Aku dijodohkan dengan keluarga dari sepupu ayahku di Jakarta. Ayahku dengan keluarganya sudah tidak lama tidak bertemu dan aku hanya dapat melihat calon jodohku melalui foto saja. Setelah ku lihat-lihat
“Not Bad Lah”.

Semua barang-barang bawaanku sudah siap untuk di bawa dan aku segera bersiap-siap untuk pergi ke JAKARTA!!! Sampai setibanya kami di Bandara kota Manado. Selama perjalanan beberapa jam akhirnya kami tiba di bandara Soekarno Hatta, sambil menunggu jemputan dari keluarga di Jakarta aku duduk didepan toko minuman di bandara itu untuk berehat sejenak. Jodohku nanti bernama Joni, kalau aku lihat dari fotonya, Doni bertubuh tinggi besar, berbadan atletis dan gemar berolahraga. Sampai detik inipun aku tidak pernah tau apakah Doni sudah pernah melihatku atau belum. Setelah aku menghapun lamunanku di bandara itu. Jemputan dari keluarga Doni sudah tiba di bandara, ternyata rumah Doni dari bandara sangat jauh sekali, Doni tinggal di sekitar daerah Jakarta Selatan. Selama perjalanan aku melihat ke kanan dan kiri, menatap seluruh gedung-gedung tertinggi kota Jakarta sekaligus membuktikan dari perkataan teman-temanku bahwa di Jakarta memang indah untuk dipandang dan tidak enak untuk dirasakan. Sampai akhirnya tidak tersadar aku tiba dirumah Doni. Seluruh jenis-jenis perasaan campur aduk di hatiku saat ini. Dari mulai deg-degan, penasaran, kebingungan bahkan keraguanpun sempat hinggap dibenak aku saat ini karena sudah tinggal menghitung detik saja aku bertemu dengan pendamping hidupku kelak, seumur hidupku. Saat aku mulai melangkah memasuki pintu rumah Doni. Seakan semua menjadi lambat diiringi dengan detak jantungku yang begitu cepat dan tidak beraturan. Dan ternyata keluarga mempelai pria sudah menunggu kami tepat saat kami membuka pintu.

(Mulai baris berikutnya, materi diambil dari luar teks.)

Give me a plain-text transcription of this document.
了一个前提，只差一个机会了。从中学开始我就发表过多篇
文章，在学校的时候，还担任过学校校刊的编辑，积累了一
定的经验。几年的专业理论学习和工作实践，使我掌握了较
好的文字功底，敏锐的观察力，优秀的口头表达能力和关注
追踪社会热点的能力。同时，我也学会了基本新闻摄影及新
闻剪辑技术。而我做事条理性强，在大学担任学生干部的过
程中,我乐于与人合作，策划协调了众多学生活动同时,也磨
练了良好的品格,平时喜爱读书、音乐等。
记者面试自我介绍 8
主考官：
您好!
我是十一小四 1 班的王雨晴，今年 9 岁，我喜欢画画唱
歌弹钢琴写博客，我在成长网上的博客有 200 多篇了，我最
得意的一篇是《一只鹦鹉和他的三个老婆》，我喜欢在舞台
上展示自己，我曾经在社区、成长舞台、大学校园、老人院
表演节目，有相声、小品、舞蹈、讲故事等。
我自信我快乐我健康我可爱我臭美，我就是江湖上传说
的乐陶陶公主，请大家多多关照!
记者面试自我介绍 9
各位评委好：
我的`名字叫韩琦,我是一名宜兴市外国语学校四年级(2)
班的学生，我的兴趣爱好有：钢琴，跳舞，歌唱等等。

“Selamat datang saudaraku”

ucap Om Burhan selaku ayah dari Doni. Om Burhan mempersilahkan kami masuk langsung menuju ruang makan karena memang mereka sudah mempersiapkan hidangan yang begitu istimewa di rumah mewah milik Om Burhan. Om Burhan ternyata salah satu orang terkaya di Jakarta, sangat terlihat sekali dari bentuk rumahnya yang sangat luar bisaa sekali. Mewah. Bahkan aku tidak pernah melihat rumah seindah ini. Bagaikan istana di negeri dongeng saja, susunan rumah yang begitu rapih dilengkapi dengan perlengkapan perabotan rumah tangga yang tidak murah aku rasa. Saat makan, keluarga kami bercanda-canda kecil sekaan merka kembali ke zaman muda dulu mengenang kisah-kisah lucu mereka. Aku melihat satu persatu orang yang ada disana dengan sangat teliti, namun aku tidak melihat Doni berada di salah satu kursi meja makan itu. Aku sangat yakin bahwa Doni sedang tidak berada dirumah.

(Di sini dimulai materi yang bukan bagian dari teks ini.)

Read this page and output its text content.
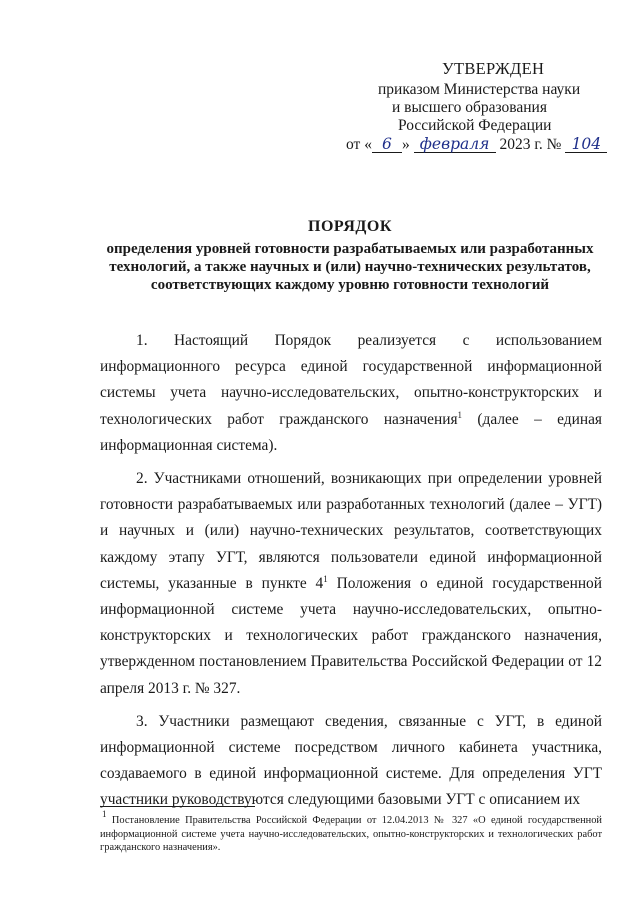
УТВЕРЖДЕН
приказом Министерства науки
и высшего образования
Российской Федерации
от « 6 » февраля 2023 г. № 104
ПОРЯДОК
определения уровней готовности разрабатываемых или разработанных технологий, а также научных и (или) научно-технических результатов, соответствующих каждому уровню готовности технологий

1. Настоящий Порядок реализуется с использованием информационного ресурса единой государственной информационной системы учета научно-исследовательских, опытно-конструкторских и технологических работ гражданского назначения$^1$ (далее – единая информационная система).

2. Участниками отношений, возникающих при определении уровней готовности разрабатываемых или разработанных технологий (далее – УГТ) и научных и (или) научно-технических результатов, соответствующих каждому этапу УГТ, являются пользователи единой информационной системы, указанные в пункте $4^1$ Положения о единой государственной информационной системе учета научно-исследовательских, опытно-конструкторских и технологических работ гражданского назначения, утвержденном постановлением Правительства Российской Федерации от 12 апреля 2013 г. № 327.

3. Участники размещают сведения, связанные с УГТ, в единой информационной системе посредством личного кабинета участника, создаваемого в единой информационной системе. Для определения УГТ участники руководствуются следующими базовыми УГТ с описанием их

$^1$ Постановление Правительства Российской Федерации от 12.04.2013 № 327 «О единой государственной информационной системе учета научно-исследовательских, опытно-конструкторских и технологических работ гражданского назначения».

“Liza, kamu kenapa melihat-lihat seperti itu, Doni memang sedang tidak berada dirumah. Dia sedang bermain basket dengan teman-temannya. Maklumlah atlet basket”
Om Burhan berkata sambil tertawa-tawa kecil sambil memamerkan seluruh kelebihan Doni memaksaku untuk berfikir bahwa jodohku memang tepat. Tanpa segan dan membuat aku sangat malu seakan tidak mau kalah dengan Om Burhan, ayah tiba-tiba mengungkapkan hal yang menurutku tidak perlu diakatakan
“Liza tahun ini baru saja terpilih menjadi Puteri Indonesia Daerah Sulawesi Utara Han, sekitar 1 bulan lagi dia akan tampil di Jakarta untuk pemilihan tingkat nasional. Semoga saja menjadi Puteri Indonesia, cantik kan dia”.
 “Jelas saja cantik kalau kenyataanya ayah dan ibunya juga model di kampung dulu” Om Burhan mengeluarkan bercandaan khas orang tua yang sedikit kolot.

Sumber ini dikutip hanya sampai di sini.